Pour en revenir à l’Europe, la plupart des pays n’arrivent pas à dépasser leur intérêt national le plus étroit, ce qui équivaut en fait à préserver l’intérêt des classes dirigeantes, qui se satisfont que l’Union Européenne ait si mauvaise presse auprès de la population, en France particulièrement, de manière à faire tourner le business as usual, sans rien remettre profondément en question... En tant que Breton et fédéraliste européen, une Europe fédérale m’irait très bien. Mais en France, comme le disait Leopold Sédar Senghor, on a réussi à faire passer le nationalisme français pour une sorte d’universalisme. Ce qui est une vaste supercherie, qui là encore sert la caste dirigeante, qui n’hésite pas par ailleurs à prolonger une politique coloniale dans les Outremers, au nom de cet universalisme. C’est grotesque, et cela ne fait pas avancer l’Europe évidemment.
Mais l’Europe a imaginé et exploré le monde, plus qu’aucun autre continent, avant de tenter de le soumettre, ce qui n’était pas une bonne idée évidemment. L’Europe est surtout à la base de mouvements artistiques et philosophiques fondamentaux, qui continuent d’exercer une influence dans le monde entier. J’y crois encore à cette Europe, mon côté romantique sans doute…
Quant au Portugal, j’y ai vécu des années merveilleuses. J’ai produit des disques d’artistes portugais qui ont connu un grand succès dans les années 1990, mais j’ai surtout appris une nouvelle langue et me suis coulé dans une culture qui m’a enchanté.
Oui, mais avec Marquis de Sade vous annonciez, « l’Europe désire l’euthanasie », tu le revendiques toujours ?
C’est un texte de Philippe et on regrettait surtout à l’époque cette séparation de l’Europe en deux, à cause du mur. L’autre côté du mur étant devenu, pour de nombreux artistes, un sujet d’inspiration un peu angoissant, un sombre fantasme...

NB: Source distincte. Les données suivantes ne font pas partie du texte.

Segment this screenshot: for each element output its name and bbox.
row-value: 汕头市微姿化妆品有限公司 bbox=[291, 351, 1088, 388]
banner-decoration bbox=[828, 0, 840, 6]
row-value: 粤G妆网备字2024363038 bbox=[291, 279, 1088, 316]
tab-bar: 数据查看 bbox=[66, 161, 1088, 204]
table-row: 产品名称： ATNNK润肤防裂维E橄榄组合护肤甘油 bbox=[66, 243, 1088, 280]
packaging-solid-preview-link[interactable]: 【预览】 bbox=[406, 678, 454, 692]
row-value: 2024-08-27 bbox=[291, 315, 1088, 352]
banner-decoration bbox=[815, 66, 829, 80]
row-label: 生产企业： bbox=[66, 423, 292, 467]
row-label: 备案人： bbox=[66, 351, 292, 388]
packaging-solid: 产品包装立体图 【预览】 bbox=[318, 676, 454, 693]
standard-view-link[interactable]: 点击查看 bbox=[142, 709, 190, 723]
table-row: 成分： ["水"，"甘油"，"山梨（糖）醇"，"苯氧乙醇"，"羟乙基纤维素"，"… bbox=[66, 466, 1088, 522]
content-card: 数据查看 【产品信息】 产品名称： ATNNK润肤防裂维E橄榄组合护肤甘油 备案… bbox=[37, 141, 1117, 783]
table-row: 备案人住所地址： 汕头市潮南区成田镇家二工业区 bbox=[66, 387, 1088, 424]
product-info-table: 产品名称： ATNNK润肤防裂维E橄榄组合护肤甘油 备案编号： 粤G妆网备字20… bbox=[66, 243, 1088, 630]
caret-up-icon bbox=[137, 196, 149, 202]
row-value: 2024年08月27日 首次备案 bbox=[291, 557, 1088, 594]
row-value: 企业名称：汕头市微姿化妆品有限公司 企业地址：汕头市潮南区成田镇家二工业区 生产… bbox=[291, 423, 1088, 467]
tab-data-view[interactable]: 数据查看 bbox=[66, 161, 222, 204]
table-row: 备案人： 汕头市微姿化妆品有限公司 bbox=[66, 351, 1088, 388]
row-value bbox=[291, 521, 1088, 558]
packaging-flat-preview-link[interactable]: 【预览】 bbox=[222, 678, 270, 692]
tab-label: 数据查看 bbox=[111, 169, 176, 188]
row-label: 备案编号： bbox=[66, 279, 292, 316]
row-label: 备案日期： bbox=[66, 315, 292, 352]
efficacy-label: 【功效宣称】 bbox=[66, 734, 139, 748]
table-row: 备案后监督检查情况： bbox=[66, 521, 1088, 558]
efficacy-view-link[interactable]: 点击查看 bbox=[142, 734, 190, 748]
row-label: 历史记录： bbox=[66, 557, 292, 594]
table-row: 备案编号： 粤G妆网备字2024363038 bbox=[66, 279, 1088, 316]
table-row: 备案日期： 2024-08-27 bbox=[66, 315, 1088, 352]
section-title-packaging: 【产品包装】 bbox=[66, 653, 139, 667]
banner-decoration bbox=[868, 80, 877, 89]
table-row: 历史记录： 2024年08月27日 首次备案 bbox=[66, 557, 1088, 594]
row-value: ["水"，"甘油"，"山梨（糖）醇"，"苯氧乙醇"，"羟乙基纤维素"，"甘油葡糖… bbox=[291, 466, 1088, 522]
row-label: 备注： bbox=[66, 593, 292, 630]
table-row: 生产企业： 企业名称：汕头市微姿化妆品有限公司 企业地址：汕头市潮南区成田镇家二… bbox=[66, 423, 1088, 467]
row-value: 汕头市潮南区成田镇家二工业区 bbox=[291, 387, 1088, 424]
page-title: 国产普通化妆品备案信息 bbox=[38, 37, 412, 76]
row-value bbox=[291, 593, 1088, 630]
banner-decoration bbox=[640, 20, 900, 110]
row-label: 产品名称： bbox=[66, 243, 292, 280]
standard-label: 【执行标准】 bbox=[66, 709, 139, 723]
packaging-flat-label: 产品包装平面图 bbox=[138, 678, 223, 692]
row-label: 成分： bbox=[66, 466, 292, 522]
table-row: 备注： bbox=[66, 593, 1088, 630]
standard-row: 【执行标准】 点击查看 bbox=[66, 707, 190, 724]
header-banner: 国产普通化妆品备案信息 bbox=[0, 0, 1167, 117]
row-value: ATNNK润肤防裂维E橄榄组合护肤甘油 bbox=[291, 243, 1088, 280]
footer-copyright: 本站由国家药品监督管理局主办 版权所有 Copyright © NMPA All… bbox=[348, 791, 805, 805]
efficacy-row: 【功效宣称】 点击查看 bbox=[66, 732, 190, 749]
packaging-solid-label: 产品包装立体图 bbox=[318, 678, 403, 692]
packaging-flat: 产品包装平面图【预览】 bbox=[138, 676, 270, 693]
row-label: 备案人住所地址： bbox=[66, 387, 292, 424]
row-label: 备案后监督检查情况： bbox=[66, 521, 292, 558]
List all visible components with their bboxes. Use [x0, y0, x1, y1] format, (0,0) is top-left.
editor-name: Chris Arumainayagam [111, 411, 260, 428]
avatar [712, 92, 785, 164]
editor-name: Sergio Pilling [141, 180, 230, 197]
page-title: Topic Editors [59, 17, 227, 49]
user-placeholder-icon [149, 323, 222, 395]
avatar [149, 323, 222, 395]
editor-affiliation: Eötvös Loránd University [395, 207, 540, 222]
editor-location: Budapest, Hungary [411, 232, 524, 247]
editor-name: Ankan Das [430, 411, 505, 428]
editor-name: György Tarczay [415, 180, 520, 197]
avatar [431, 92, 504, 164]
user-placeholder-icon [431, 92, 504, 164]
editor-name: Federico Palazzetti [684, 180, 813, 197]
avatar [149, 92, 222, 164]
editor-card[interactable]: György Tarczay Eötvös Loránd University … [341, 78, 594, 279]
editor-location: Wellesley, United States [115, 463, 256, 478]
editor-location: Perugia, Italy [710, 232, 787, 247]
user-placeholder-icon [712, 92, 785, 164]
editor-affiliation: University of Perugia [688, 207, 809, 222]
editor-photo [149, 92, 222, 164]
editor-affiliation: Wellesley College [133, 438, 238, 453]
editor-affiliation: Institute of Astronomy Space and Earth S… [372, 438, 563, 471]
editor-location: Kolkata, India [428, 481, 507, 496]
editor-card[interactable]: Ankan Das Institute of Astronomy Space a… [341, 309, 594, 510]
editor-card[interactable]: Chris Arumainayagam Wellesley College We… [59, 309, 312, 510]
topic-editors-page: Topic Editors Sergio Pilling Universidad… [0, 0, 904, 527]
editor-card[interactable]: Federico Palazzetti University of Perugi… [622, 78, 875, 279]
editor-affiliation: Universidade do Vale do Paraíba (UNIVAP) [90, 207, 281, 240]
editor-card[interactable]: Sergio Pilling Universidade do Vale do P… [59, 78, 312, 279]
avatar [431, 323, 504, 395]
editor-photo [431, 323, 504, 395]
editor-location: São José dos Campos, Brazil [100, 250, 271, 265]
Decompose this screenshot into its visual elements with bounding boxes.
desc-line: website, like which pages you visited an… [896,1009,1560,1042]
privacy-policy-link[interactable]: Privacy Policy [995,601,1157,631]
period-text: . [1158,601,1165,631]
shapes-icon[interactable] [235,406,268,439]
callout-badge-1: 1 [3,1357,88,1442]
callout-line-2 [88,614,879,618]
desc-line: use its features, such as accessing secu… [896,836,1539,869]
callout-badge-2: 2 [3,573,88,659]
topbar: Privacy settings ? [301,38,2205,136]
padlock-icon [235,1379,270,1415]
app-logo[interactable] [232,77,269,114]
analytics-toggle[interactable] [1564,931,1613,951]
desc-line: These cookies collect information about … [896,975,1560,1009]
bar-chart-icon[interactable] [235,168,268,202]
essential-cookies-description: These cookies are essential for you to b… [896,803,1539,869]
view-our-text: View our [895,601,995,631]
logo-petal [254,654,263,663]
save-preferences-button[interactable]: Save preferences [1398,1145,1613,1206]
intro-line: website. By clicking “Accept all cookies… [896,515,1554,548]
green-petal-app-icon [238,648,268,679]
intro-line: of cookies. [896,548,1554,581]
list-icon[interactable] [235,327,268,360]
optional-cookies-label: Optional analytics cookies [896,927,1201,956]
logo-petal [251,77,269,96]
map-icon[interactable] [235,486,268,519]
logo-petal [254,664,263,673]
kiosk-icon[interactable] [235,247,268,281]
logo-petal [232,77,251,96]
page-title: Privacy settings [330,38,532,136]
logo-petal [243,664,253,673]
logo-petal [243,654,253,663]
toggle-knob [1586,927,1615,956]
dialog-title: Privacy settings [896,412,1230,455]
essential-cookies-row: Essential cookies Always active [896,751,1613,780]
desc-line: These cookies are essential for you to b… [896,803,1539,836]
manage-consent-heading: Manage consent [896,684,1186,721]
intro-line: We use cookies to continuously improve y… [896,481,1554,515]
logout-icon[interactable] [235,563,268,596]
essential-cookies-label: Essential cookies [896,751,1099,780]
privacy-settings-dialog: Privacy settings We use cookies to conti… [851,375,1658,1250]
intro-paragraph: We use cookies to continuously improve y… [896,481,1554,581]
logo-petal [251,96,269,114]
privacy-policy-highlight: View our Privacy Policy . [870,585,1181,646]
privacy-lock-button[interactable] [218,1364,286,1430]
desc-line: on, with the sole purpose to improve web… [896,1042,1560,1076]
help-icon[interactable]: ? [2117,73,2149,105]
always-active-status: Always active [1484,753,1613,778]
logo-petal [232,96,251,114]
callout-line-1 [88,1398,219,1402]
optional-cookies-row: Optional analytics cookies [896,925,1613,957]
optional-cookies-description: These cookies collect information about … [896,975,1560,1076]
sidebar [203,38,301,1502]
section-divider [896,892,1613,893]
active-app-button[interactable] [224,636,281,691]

Comment as- tu as créé ce personnage, Vasco, qui est le héros central de ton livre ?
J’ai connu un Vasco qui était ingénieur du son sur le premier disque que j’ai réalisé avec des artistes portugais en 1993 (j’avais produit à Lisbonne auparavant des artistes d’expression française). Nous sommes devenus très amis. C’était un ancien militaire qui avait été champion de tir à l’armée. Je l’appelais « Bad lieutenant » en référence au film et à cause de toutes les aventures noctambules, baroques et parfois mystiques, que nous avons vécues ensemble. Il est décédé en 2015. J’ai contacté sa sœur avant la sortie du livre pour avoir la date de naissance de mon ami afin de le lui dédier. J’irai cet été dans le village d’où il était originaire ainsi que Quinta Do Bill, le groupe avec qui il travaillait et avec qui j’ai eu ce premier hit portugais « Os Filhos Da Nação » en 93. Il s’agit de Tomar, que j’évoque dans le roman. J’ai hâte de les revoir.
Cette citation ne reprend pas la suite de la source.